Treat the context window as a constrained optimization problem. You have a token budget. You decide three things: what goes in, where it sits, and how much of the budget each part gets. Every other context engineering question is a special case of these three.

What goes in

The default mistake is to put in whatever fits and let the model sort it out. That works at 4k tokens. It stops working as soon as you have real retrieval, real history, or real tool output.

The reliable approach: for each request, ask what the model actually needs to answer correctly. Then include only that.

  • The instruction — the standing rules. Usually in the system message.
  • The narrow context — the specific documents, fields, code, or transcripts the answer depends on.
  • Worked examples — one or two if the task has a precise shape (extraction, classification, formatting). Skip them if it does not.
  • Tool results and intermediate state — only what the next decision needs. Drop what was already used.
  • The actual question or input — last.

What does not belong in the context:

  • Whole documents when you only need a section. Pre-filter or retrieve.
  • Past conversation turns whose information has already been distilled into a summary.
  • Tool observations from earlier loops that nothing downstream reads.
  • Decorative content (preambles, "let me think out loud about your question..." style scaffolding from earlier turns).
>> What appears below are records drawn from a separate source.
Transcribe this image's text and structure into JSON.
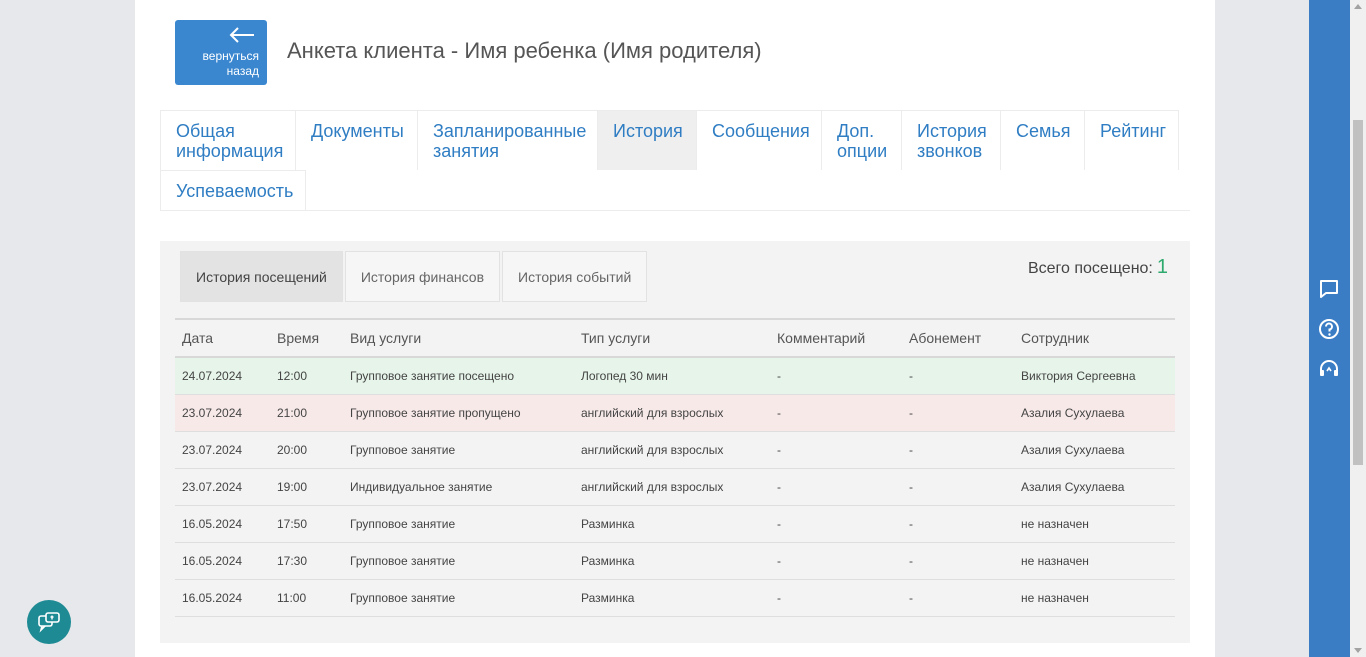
{
  "header": {
    "back_line1": "вернуться",
    "back_line2": "назад",
    "title": "Анкета клиента - Имя ребенка (Имя родителя)"
  },
  "tabs": [
    {
      "l1": "Общая",
      "l2": "информация"
    },
    {
      "l1": "Документы",
      "l2": ""
    },
    {
      "l1": "Запланированные",
      "l2": "занятия"
    },
    {
      "l1": "История",
      "l2": ""
    },
    {
      "l1": "Сообщения",
      "l2": ""
    },
    {
      "l1": "Доп.",
      "l2": "опции"
    },
    {
      "l1": "История",
      "l2": "звонков"
    },
    {
      "l1": "Семья",
      "l2": ""
    },
    {
      "l1": "Рейтинг",
      "l2": ""
    },
    {
      "l1": "Успеваемость",
      "l2": ""
    }
  ],
  "subtabs": [
    "История посещений",
    "История финансов",
    "История событий"
  ],
  "total": {
    "label": "Всего посещено:",
    "value": "1"
  },
  "table": {
    "headers": [
      "Дата",
      "Время",
      "Вид услуги",
      "Тип услуги",
      "Комментарий",
      "Абонемент",
      "Сотрудник"
    ],
    "rows": [
      [
        "24.07.2024",
        "12:00",
        "Групповое занятие посещено",
        "Логопед 30 мин",
        "-",
        "-",
        "Виктория Сергеевна"
      ],
      [
        "23.07.2024",
        "21:00",
        "Групповое занятие пропущено",
        "английский для взрослых",
        "-",
        "-",
        "Азалия Сухулаева"
      ],
      [
        "23.07.2024",
        "20:00",
        "Групповое занятие",
        "английский для взрослых",
        "-",
        "-",
        "Азалия Сухулаева"
      ],
      [
        "23.07.2024",
        "19:00",
        "Индивидуальное занятие",
        "английский для взрослых",
        "-",
        "-",
        "Азалия Сухулаева"
      ],
      [
        "16.05.2024",
        "17:50",
        "Групповое занятие",
        "Разминка",
        "-",
        "-",
        "не назначен"
      ],
      [
        "16.05.2024",
        "17:30",
        "Групповое занятие",
        "Разминка",
        "-",
        "-",
        "не назначен"
      ],
      [
        "16.05.2024",
        "11:00",
        "Групповое занятие",
        "Разминка",
        "-",
        "-",
        "не назначен"
      ]
    ]
  },
  "icons": {
    "back": "arrow-left-icon",
    "sidebar": [
      "chat-bubble-icon",
      "help-circle-icon",
      "support-headset-icon"
    ],
    "fab": "chat-support-icon"
  },
  "colors": {
    "accent": "#3a87d0",
    "sidebar": "#3a7dc5",
    "tab_link": "#2f7dc3",
    "attended_row": "#e6f4ea",
    "missed_row": "#f8e9e9",
    "total_number": "#2eaa6e",
    "fab": "#1e8a94"
  }
}
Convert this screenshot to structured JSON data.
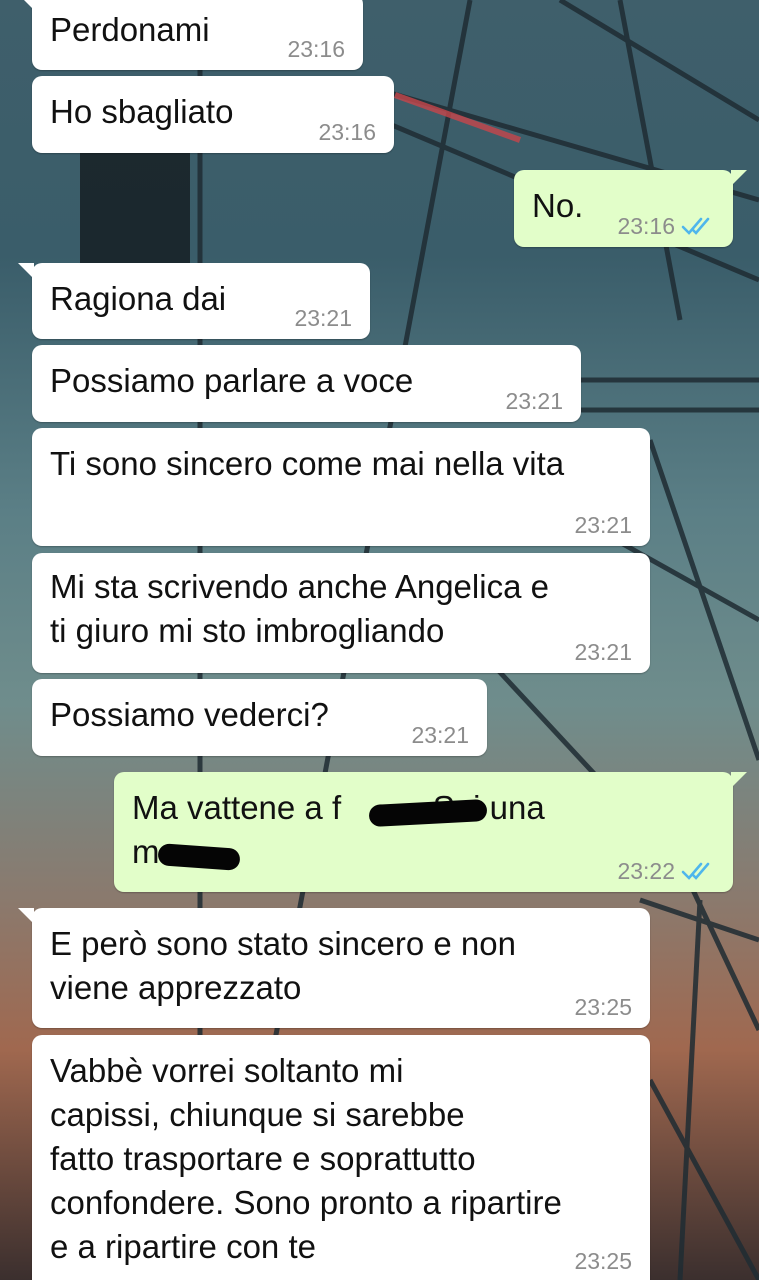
{
  "messages": [
    {
      "side": "in",
      "text": "Perdonami",
      "time": "23:16"
    },
    {
      "side": "in",
      "text": "Ho sbagliato",
      "time": "23:16"
    },
    {
      "side": "out",
      "text": "No.",
      "time": "23:16",
      "status": "read"
    },
    {
      "side": "in",
      "text": "Ragiona dai",
      "time": "23:21"
    },
    {
      "side": "in",
      "text": "Possiamo parlare a voce",
      "time": "23:21"
    },
    {
      "side": "in",
      "text": "Ti sono sincero come mai nella vita",
      "time": "23:21"
    },
    {
      "side": "in",
      "text": "Mi sta scrivendo anche Angelica e\nti giuro mi sto imbrogliando",
      "time": "23:21"
    },
    {
      "side": "in",
      "text": "Possiamo vederci?",
      "time": "23:21"
    },
    {
      "side": "out",
      "text": "Ma vattene a f        . Sei una\nm",
      "time": "23:22",
      "status": "read"
    },
    {
      "side": "in",
      "text": "E però sono stato sincero e non\nviene apprezzato",
      "time": "23:25"
    },
    {
      "side": "in",
      "text": "Vabbè vorrei soltanto mi\ncapissi, chiunque si sarebbe\nfatto trasportare e soprattutto\nconfondere. Sono pronto a ripartire\ne a ripartire con te",
      "time": "23:25"
    }
  ],
  "colors": {
    "incoming_bubble": "#ffffff",
    "outgoing_bubble": "#e2fec9",
    "read_ticks": "#4fb6ec",
    "timestamp": "#8c8c8c"
  },
  "icons": {
    "read_receipt": "double-check-icon"
  }
}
If you are not sure something belongs, leave it out and see if accuracy drops on your eval set. It usually does not.

Where it goes

The single most useful piece of research here is Liu et al., "Lost in the Middle: How Language Models Use Long Contexts" (arXiv:2307.03172). The headline finding is a U-shaped position curve: models reliably use information at the start and end of a long context, and reliably miss information placed in the middle.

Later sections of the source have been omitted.